Un livre qui me tient vraiment à coeur !
On en parlera après, au fil de vos commentaires...
Je m'efface et je te laisse la place, frangin !
Je me demande si cette fois-ci je reviendrai. Si je reviendrai dans la vie. Je vis dans du décolorant. Je me souviens des jours dorés. Je me souviens de l'ombre qui tremble. Je me souviens du pain, du café qui fume, des yeux clos, du soleil qui claque derrière le rideau. Du rire dans la maison claire, de l'âme qui s'envole au matin. Je me souviens de la peau, des doigts qui courent gros câlins. Je me souviens et tout revient. Nostalgie imbécile, quitte-moi donc cet après-midi. Laisse-moi souffler, me reposer. Je suis épuisé. Je voudrais vivre comme hier, avant ce jour maudit où quelque chose s'envola. Imperceptible absence. Vivre dans du décolorant est épuisant.
Les matins de l'oiseau de feu sont mon instant, ma vérité.
Seul au milieu des haleines fraîches, je me fraie mon chemin à coup d'angoisse. Et la mienne et la leur. Marchant vers un autre bateau plein d'odeur.
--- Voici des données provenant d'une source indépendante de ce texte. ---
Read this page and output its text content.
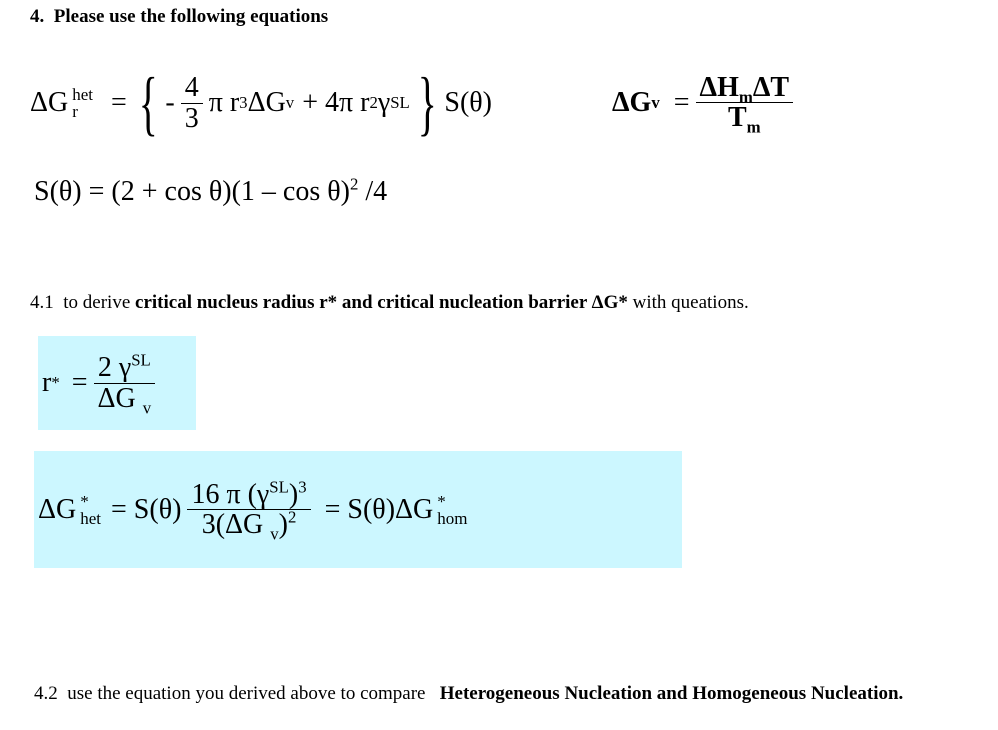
4. Please use the following equations
ΔG het
r = { - $\frac{4}{3}$ π r 3 ΔG v + 4π r 2 γ SL } S(θ)	ΔG $v = \frac{\Delta H_m\Delta T}{T_m}$
S(θ) = (2 + cos θ)(1 – cos θ)$^2$ /4
4.1 to derive critical nucleus radius r* and critical nucleation barrier ΔG* with queations.
r * = $\frac{2 \gamma^{SL}}{\Delta G _v}$
ΔG *
het = $S(\theta) \frac{16 \pi (\gamma^{SL})^3}{3(\Delta G _v)^2} = S(\theta)\Delta G$ *
hom
4.2 use the equation you derived above to compare Heterogeneous Nucleation and Homogeneous Nucleation.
La cale est ouverte, et l'oiseau de feu me livre enfin son ventre. Je suis mon propre mousse, mon propre matelot, mon propre capitaine.
Dommage, c'est beau je crois la famille.
Mais j'ai eu des chiens et des terrains vagues.
Je n'ai jamais eu de grâce. J'avais les mains courtes. C'est pour ça qu'elle est partie. Elles manquaient d'ailes mes mains.
Les rues sont vides. Aucune girafe dorée en vue. Même les spadassins ont le cafard et traînent leurs meurtres avec désespoir. En ces temps troublés même les statues revendiquent.
Alors ma fille s'éveille et leur dit. C'est mon frère de vie, mon douloureux ami. Vous n'avez rien compris. Je l'aime ce père à la gueule de chien.
Il est de la tribu des balafrés. Et vous l'avez laisse. Il est de la tribu des affamés. Tyran de la tendresse, déambulant d'un amour refusé.
Je croyais que j'étais désespéré. Maintenant que j'ai un peu grandi je sais que ce n'était que de la désespérance. Et la désespérance ça peut se vivre en bleu.
Ma page blanche je te mets à plat sous ma main et puis j'écris oiseaux fleurs. J'ajoute rouge, bleu. À l'autre bout de la ligne après le noir de couloir, je fais tomber étincelant à côté de drapés avec des plis dorés. Je fais tomber un drapé étincelant avec des plus dorés.
Je fais des vagues avec les mots de la phrase et puis je finis avec le mot bateau en pensant légèrement ivre.